Congresswoman Stephanie Tubbs Jones (D-OH 11) will be fighting for democracy again on May 7th when she opens the CASE (Citizens' Alliance for Secure Elections) teach-in in Columbus, Ohio. CASE, along with many watchful Americans, is convinced the full story has not been told about the elections in Ohio in November of 2004.  So they are working with other local groups (including Americans for Democracy) to bring concerned people together for this teach-in about Fighting for Election Justice and Integrity. The people who have led the battle for discovery and reform will work closely with concerned individuals to tell their stories. They will explain why they are concerned, what they have done, and how they have done it. They will ask that people in the workshop groups stay networked, keep informed, and continue to work with the workshop leader to broaden the work already begun.

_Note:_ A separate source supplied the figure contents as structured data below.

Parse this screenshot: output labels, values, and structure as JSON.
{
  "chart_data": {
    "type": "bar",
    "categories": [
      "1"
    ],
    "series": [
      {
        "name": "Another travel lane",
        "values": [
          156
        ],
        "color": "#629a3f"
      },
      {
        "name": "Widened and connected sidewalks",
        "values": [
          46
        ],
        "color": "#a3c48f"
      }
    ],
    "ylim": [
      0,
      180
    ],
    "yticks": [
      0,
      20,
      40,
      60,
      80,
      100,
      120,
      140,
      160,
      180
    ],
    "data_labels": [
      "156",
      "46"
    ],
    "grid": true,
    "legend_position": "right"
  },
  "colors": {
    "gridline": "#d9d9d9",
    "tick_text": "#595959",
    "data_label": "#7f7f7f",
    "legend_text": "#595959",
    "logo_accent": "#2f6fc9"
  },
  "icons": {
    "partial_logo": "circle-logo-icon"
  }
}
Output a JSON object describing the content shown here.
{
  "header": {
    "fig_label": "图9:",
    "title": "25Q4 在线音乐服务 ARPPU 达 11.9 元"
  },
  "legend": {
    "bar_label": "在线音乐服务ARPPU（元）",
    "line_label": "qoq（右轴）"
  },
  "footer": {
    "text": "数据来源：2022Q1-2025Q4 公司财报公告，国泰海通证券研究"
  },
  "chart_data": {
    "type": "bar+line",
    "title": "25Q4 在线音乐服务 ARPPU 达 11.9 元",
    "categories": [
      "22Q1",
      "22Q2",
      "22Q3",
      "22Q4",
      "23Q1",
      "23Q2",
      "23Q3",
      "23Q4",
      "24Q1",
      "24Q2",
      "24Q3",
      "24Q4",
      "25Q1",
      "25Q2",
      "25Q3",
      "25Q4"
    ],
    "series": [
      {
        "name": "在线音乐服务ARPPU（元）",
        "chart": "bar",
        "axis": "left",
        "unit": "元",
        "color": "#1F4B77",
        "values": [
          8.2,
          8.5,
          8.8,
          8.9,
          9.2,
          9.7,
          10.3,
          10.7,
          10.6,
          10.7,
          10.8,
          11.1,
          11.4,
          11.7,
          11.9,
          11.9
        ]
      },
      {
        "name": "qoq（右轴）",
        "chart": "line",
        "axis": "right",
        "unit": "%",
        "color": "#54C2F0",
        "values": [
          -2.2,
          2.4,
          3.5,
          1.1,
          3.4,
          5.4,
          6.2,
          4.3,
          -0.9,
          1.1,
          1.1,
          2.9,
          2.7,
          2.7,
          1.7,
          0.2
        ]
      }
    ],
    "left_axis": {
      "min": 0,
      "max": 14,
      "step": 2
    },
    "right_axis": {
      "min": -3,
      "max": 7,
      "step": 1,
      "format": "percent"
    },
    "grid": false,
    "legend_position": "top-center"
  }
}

The plan is to build a more informed public core and enlarge the group of activists working on election issues.

CASE began when concerned citizens gathered to testify before the Ohio Joint Committee on Ballot Security in March 2004. As the committee heard 22 hours of testimony about the need for a VVPAT (Voter Verified Paper Audit Trail), several individuals who were there to witness and testify, saw others there that shared a common interest. Fourteen met after the second session in the basement cafeteria of the statehouse and formed the association of activists that has been successful in keeping the issue of fair and open elections before the public for much of the past year.

After the Joint Committee on Ballot Security voted 8 to 1 in favor of VVPAT the newborn CASE thought for a few days that their work was done. They quickly realized that many obstacles remained. Even after the Ohio Senate voted unanimously for VVPAT in HB262 and the House followed with a nearly unanimous vote, it was clear that there were many forces set against the election. The new legislation did not require VVPAT implementation until 2006 and many counties were set to purchase equipment in 2004 that they could upgrade if upgrades were available. CASE kept the issue before the public and Secretary of State Blackwell and the county boards backed down and decided to wait.

They organized rallys and protests, sent information packets to all the Boards of Elections, and wrote to and visited representatives and senators. Their relationship with Ohio lawmakers has been an important part of the success so far in working for better election systems in Ohio. Lawmakers would support CASE when they had a rally, and CASE would show up when lawmakers needed support. Never organized in any traditional sense, but relying on the internet and phone to network, they reached out to nearly 100 concerned citizens, and could form a crowd when necessary.

CASE was active again through the elections focusing on registration irregularities and working with several others (including Americans for Democracy) to document the extent of the problems and resolve the many unanswered questions.

Through all this, CASE has remained a loose association of activists which fosters to a certain creative spontaneity that is the spirit of the activist. But this lack of structure also poses problems. So principles within CASE are forming CASE_America which will be small, structured, and organized as a 501.c.3. With the ability of raising funds, CASE_America will be able to provide grants and loans to CASE_OH as well as others for election work.

Right now, the Ohio legislature is preparing to introduce legislation that is expected to attack the VVPAT, define jurisdictions making it harder for the mobile young and poor to vote; require personal picture IDs that are difficult for many, especially the  elderly and poor; and raise the cost of a recount so high that it may never be attempted again in our lifetimes. In Ohio's case, it is the Republicans who are attacking fair and open voting, but reportedly, where the Democrats are firmly in power, they attempt similar tactics.

Sadly, the need for CASE and organizations like ours continues to grow.  Fortunately, there are hundreds, even thousands who continue to give of their personal time and resources to try and protect our dwindling democracy. And thank goodness for defiant defenders of democracy like Congresswoman Stephanie Tubbs Jones.